Once he and his little brother were taken to the boarding house, and raised Catholic, he met his first love, and eventual wife Edith Bratt. Most of the facts in the film as it pertains to the young lady in question are true. He was forbidden to court her until the age of 21. She did in fact move away and become engaged to another man. They did reconcile soon after, professing their love to one another, and she did dance for him in the dappled sunlight of a forest, although this happened years later, once they were married.

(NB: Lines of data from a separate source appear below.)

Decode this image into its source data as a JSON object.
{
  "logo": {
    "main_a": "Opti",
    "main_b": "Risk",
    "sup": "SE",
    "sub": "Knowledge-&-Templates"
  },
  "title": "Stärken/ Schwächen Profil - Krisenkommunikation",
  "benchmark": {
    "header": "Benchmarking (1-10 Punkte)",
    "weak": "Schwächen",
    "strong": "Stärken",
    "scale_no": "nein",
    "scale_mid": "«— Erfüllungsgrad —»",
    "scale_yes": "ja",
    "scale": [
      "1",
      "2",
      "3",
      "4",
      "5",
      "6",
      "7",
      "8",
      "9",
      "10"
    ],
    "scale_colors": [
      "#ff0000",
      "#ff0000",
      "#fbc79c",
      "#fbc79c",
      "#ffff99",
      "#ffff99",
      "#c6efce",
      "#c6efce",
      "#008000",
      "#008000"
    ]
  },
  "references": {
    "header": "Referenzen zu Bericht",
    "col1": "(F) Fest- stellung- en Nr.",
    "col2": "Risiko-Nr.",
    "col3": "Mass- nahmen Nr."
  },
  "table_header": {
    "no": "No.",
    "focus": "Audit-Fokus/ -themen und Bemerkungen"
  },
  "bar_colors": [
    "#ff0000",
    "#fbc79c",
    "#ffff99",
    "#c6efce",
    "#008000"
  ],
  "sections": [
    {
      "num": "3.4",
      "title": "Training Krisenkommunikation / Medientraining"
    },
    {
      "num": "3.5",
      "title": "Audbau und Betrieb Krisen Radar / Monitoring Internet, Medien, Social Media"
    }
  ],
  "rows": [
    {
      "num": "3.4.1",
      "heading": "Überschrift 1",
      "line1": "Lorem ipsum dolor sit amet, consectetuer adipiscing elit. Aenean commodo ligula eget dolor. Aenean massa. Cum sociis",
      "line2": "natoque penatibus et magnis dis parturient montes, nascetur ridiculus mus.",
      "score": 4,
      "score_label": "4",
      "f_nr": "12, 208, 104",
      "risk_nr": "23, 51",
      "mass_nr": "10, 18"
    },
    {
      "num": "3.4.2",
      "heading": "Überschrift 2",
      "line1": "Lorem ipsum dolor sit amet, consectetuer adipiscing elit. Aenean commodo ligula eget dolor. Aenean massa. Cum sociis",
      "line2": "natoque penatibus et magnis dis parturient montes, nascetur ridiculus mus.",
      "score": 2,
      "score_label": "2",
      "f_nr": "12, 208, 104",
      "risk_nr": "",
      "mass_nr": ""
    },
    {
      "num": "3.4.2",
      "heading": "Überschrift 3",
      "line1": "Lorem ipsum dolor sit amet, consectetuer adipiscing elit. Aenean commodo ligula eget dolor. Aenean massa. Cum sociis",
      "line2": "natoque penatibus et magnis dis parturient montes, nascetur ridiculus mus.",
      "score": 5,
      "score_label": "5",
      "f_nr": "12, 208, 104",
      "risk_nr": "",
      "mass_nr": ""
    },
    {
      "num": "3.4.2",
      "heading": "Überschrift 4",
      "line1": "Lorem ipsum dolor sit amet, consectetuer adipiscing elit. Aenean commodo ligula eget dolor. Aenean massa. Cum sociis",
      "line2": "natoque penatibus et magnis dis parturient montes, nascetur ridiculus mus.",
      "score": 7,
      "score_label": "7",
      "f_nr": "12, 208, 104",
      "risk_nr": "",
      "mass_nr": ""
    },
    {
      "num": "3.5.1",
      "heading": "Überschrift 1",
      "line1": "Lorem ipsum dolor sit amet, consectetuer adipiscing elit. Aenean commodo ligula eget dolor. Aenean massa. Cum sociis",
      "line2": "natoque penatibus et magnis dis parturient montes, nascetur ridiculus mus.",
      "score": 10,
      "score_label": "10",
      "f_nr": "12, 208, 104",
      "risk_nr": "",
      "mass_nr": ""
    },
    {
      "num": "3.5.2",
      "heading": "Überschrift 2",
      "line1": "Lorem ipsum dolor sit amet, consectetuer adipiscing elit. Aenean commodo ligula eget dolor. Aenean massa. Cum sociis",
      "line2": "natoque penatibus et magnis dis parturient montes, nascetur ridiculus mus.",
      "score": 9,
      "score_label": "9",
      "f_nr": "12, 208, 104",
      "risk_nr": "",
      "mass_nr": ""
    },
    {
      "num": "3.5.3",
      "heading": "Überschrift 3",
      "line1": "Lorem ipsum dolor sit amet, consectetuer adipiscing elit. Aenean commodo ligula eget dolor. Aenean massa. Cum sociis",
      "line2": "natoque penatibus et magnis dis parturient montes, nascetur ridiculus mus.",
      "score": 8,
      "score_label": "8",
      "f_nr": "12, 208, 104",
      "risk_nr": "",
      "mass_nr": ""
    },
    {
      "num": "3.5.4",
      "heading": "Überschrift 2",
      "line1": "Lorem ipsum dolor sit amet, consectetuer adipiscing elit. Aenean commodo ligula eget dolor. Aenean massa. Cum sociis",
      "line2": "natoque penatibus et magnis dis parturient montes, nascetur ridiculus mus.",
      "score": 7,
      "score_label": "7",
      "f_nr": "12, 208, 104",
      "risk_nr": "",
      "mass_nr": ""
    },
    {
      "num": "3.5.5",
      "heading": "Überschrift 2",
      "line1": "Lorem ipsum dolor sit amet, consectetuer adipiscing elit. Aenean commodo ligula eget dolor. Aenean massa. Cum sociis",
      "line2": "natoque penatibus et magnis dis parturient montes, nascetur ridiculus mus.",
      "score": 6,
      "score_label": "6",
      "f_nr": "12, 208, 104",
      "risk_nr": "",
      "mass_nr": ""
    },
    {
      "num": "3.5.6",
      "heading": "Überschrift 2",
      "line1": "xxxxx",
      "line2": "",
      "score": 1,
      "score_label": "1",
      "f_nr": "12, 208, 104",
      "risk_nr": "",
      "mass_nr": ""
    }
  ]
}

Many believe this moment to be the muse behind the story of Beren and Luthien, the elf maiden who falls in love with the mortal man. Tolkien later had the respective names of his Silmarillion characters inscribed on their gravestones where they were buried next to each other in Oxford Cemetery. One difference though, is that they were actually wed before he enlisted in the war, unlike the film in which they have only just rekindled their spark when he is forced to depart for battle.

The Tea Club Barrovian Society, and the friendship he found within the other members is also true, and is believed to be the foundation of some of his most beautiful relationships within the Lord Of The Rings, such as the brotherhood that exists between Frodo and Sam, and the loyalty that the 9 members of the fellowship have to one another. There were other members of the T.S.B.C both at the time of its creation, and afterward, but the four instigating members were as shown in the film.

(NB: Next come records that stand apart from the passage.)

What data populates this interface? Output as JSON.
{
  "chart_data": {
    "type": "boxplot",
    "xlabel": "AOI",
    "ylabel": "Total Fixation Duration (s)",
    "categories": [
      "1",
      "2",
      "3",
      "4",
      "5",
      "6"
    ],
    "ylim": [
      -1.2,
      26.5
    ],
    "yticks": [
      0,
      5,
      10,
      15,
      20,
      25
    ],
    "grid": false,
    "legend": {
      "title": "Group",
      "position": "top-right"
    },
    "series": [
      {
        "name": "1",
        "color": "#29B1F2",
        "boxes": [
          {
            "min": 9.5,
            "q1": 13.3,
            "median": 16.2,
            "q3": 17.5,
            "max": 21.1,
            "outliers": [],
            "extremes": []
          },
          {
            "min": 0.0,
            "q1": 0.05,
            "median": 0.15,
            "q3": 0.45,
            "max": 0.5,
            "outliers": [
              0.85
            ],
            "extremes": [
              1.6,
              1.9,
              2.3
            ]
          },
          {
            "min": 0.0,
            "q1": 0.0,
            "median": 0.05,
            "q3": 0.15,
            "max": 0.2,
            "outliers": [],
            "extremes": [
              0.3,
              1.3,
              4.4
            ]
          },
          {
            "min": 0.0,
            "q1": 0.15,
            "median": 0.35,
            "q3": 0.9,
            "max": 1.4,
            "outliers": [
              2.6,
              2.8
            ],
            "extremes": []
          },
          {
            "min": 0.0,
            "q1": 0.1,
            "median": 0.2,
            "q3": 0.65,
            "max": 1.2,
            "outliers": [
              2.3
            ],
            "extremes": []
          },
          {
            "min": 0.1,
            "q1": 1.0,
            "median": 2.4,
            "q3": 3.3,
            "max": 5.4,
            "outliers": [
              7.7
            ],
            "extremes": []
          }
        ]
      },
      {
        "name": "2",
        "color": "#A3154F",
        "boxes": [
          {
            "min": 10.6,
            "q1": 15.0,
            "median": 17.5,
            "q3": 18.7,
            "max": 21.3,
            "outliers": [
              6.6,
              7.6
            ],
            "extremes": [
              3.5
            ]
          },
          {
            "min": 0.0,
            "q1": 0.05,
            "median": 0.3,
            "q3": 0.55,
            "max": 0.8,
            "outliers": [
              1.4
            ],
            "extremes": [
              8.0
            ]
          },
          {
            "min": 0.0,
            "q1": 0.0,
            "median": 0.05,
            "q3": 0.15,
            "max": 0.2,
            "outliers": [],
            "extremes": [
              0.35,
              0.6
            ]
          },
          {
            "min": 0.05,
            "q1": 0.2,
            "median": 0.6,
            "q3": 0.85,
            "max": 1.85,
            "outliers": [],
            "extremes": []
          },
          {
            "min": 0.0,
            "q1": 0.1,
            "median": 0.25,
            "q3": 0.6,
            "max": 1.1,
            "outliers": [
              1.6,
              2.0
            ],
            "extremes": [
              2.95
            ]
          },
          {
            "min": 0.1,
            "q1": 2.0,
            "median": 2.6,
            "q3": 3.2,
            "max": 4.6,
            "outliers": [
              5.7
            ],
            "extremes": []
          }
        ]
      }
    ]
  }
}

World War 1 broke out while he was at university, and he served as an officer in the British Army, which is thought to be where his haunting scenes of great battles within his writing come from. Tragically, two of the T.C.B.S did die in the war, including Tolkiens closest companion Geoffrey Bache Smith, who really did leave him the harrowing letter that told him to share his stories with the world and have the courage to ‘say things I have tried to say, long after I am not there to say them.’

TOLKIEN AND EDITH

The loss of two of his dearest friends is believed by many to be where the pain and devastation Bilbo feels when the dwarves Thorin, Killi, and Filli die in The Hobbit comes from. He did also write the Foreword to Smiths book of poems ‘A Spring Harvest’ which was successfully published in 1918. However, despite the horror that befell the T.C.S.B, it did eventually lead to Tolkien creating a similar group years later, known as the Inklings, where he first began sharing manuscripts with his dear friend C.S. Lewis.

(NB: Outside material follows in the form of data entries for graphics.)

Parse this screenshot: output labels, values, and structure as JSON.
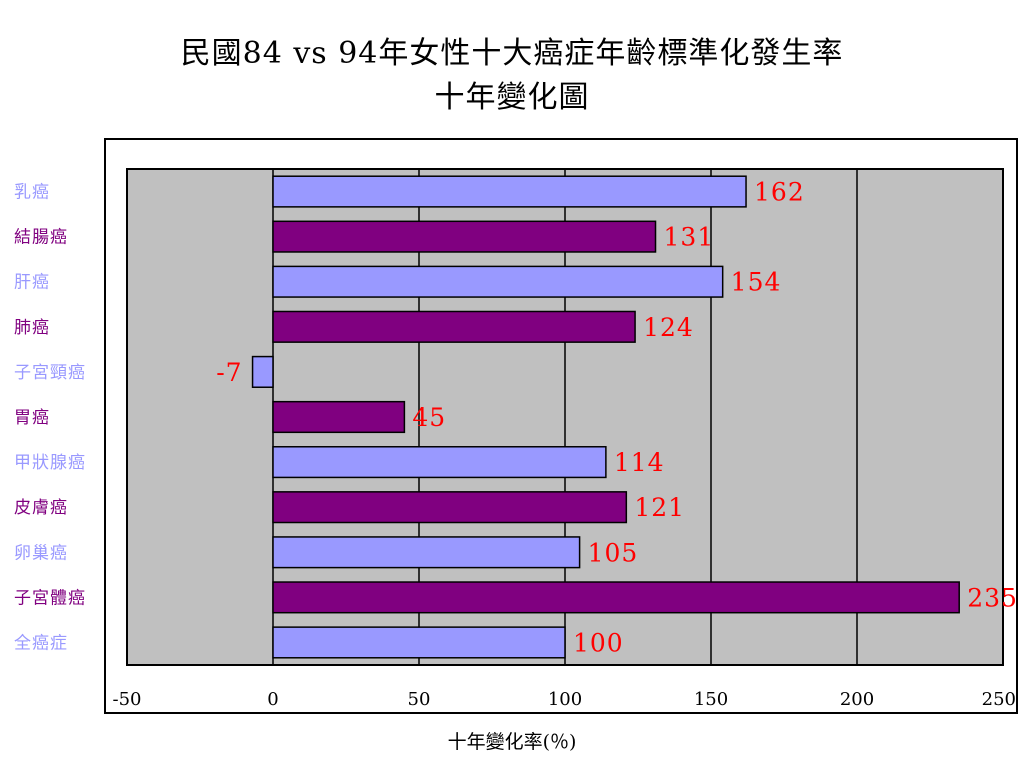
{
  "title_line1": "民國84 vs 94年女性十大癌症年齡標準化發生率",
  "title_line2": "十年變化圖",
  "chart_data": {
    "type": "bar",
    "orientation": "horizontal",
    "categories": [
      "乳癌",
      "結腸癌",
      "肝癌",
      "肺癌",
      "子宮頸癌",
      "胃癌",
      "甲狀腺癌",
      "皮膚癌",
      "卵巢癌",
      "子宮體癌",
      "全癌症"
    ],
    "values": [
      162,
      131,
      154,
      124,
      -7,
      45,
      114,
      121,
      105,
      235,
      100
    ],
    "value_labels": [
      "162",
      "131",
      "154",
      "124",
      "-7",
      "45",
      "114",
      "121",
      "105",
      "235",
      "100"
    ],
    "xlabel": "十年變化率(％)",
    "xlim": [
      -50,
      250
    ],
    "xticks": [
      "-50",
      "0",
      "50",
      "100",
      "150",
      "200",
      "250"
    ],
    "grid": "vertical",
    "legend": "none"
  },
  "colors": {
    "bar_light": "#9999FF",
    "bar_dark": "#800080",
    "label_light": "#9999FF",
    "label_dark": "#800080",
    "data_label": "#FF0000",
    "plot_bg": "#C0C0C0"
  }
}
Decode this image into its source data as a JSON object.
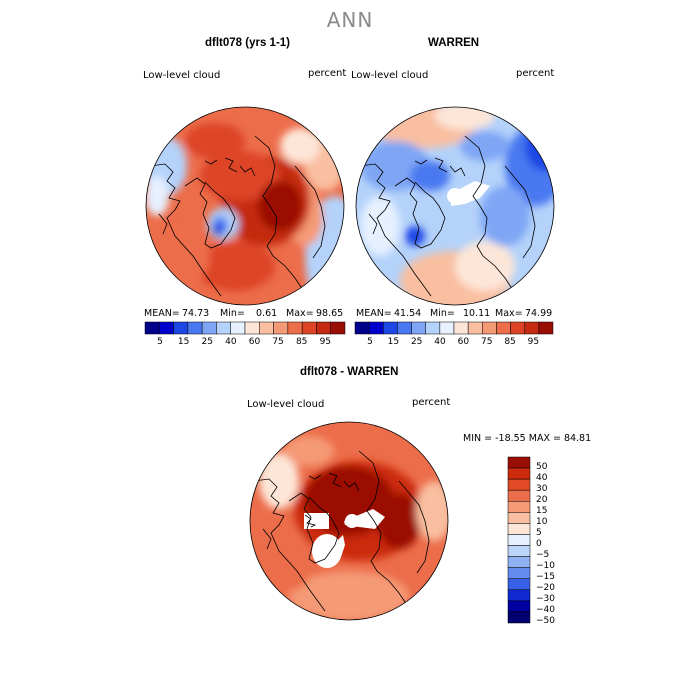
{
  "title": "ANN",
  "colors": {
    "scale_pos": [
      "#00008b",
      "#0000cd",
      "#1e46e6",
      "#4a78f0",
      "#7ea6f5",
      "#b4d2fa",
      "#e6f0ff",
      "#fde6d8",
      "#f9bfa0",
      "#f59a76",
      "#ec6d4a",
      "#dd4426",
      "#c42a10",
      "#9a0e06"
    ],
    "diff": [
      "#00006e",
      "#0000a0",
      "#0f28d2",
      "#3760e6",
      "#648cf0",
      "#8fb2f5",
      "#bcd6fa",
      "#e6f0ff",
      "#fde6d8",
      "#f9bfa0",
      "#f59a76",
      "#ec6d4a",
      "#e04a24",
      "#cc2b0c",
      "#9a0e06"
    ]
  },
  "panels": [
    {
      "title": "dflt078 (yrs 1-1)",
      "var_label": "Low-level cloud",
      "units": "percent",
      "mean_label": "MEAN=",
      "mean": "74.73",
      "min_label": "Min=",
      "min": "0.61",
      "max_label": "Max=",
      "max": "98.65",
      "colorbar_labels": [
        "5",
        "15",
        "25",
        "40",
        "60",
        "75",
        "85",
        "95"
      ]
    },
    {
      "title": "WARREN",
      "var_label": "Low-level cloud",
      "units": "percent",
      "mean_label": "MEAN=",
      "mean": "41.54",
      "min_label": "Min=",
      "min": "10.11",
      "max_label": "Max=",
      "max": "74.99",
      "colorbar_labels": [
        "5",
        "15",
        "25",
        "40",
        "60",
        "75",
        "85",
        "95"
      ]
    }
  ],
  "diff_panel": {
    "title": "dflt078 - WARREN",
    "var_label": "Low-level cloud",
    "units": "percent",
    "minmax_text": "MIN = -18.55 MAX =  84.81",
    "colorbar_labels": [
      "50",
      "40",
      "30",
      "20",
      "15",
      "10",
      "5",
      "0",
      "−5",
      "−10",
      "−15",
      "−20",
      "−30",
      "−40",
      "−50"
    ]
  },
  "chart_data": [
    {
      "type": "heatmap",
      "title": "dflt078 (yrs 1-1)",
      "variable": "Low-level cloud",
      "units": "percent",
      "projection": "north polar stereographic",
      "stats": {
        "mean": 74.73,
        "min": 0.61,
        "max": 98.65
      },
      "color_levels": [
        5,
        15,
        25,
        40,
        60,
        75,
        85,
        95
      ]
    },
    {
      "type": "heatmap",
      "title": "WARREN",
      "variable": "Low-level cloud",
      "units": "percent",
      "projection": "north polar stereographic",
      "stats": {
        "mean": 41.54,
        "min": 10.11,
        "max": 74.99
      },
      "color_levels": [
        5,
        15,
        25,
        40,
        60,
        75,
        85,
        95
      ]
    },
    {
      "type": "heatmap",
      "title": "dflt078 - WARREN",
      "variable": "Low-level cloud",
      "units": "percent",
      "projection": "north polar stereographic",
      "stats": {
        "min": -18.55,
        "max": 84.81
      },
      "color_levels": [
        -50,
        -40,
        -30,
        -20,
        -15,
        -10,
        -5,
        0,
        5,
        10,
        15,
        20,
        30,
        40,
        50
      ]
    }
  ]
}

And finally, one of the key aspects of the film that differs from the truth of Tolkien’s life is the appearance of the creatures of Middle Earth to him on the battlefield of the Somme. Although Tolkien was definitely recalled from the war and hospitalized from ‘Trench Fever,’ there is no record of him ever discussing the fever dreams, or of suggesting that they contained within them parts of his later texts. This was a clever and creative addition by the director of the film. Tolkien spent over 60 years of his life developing the languages, histories, and maps of Middle Earth, from the Silmarillion right through to the Unfinished Tales which were then carried on by his son Christopher, but for the most part, these came to him purely out of a combination of his own unique mind, and his vast knowledge and understanding of the classics.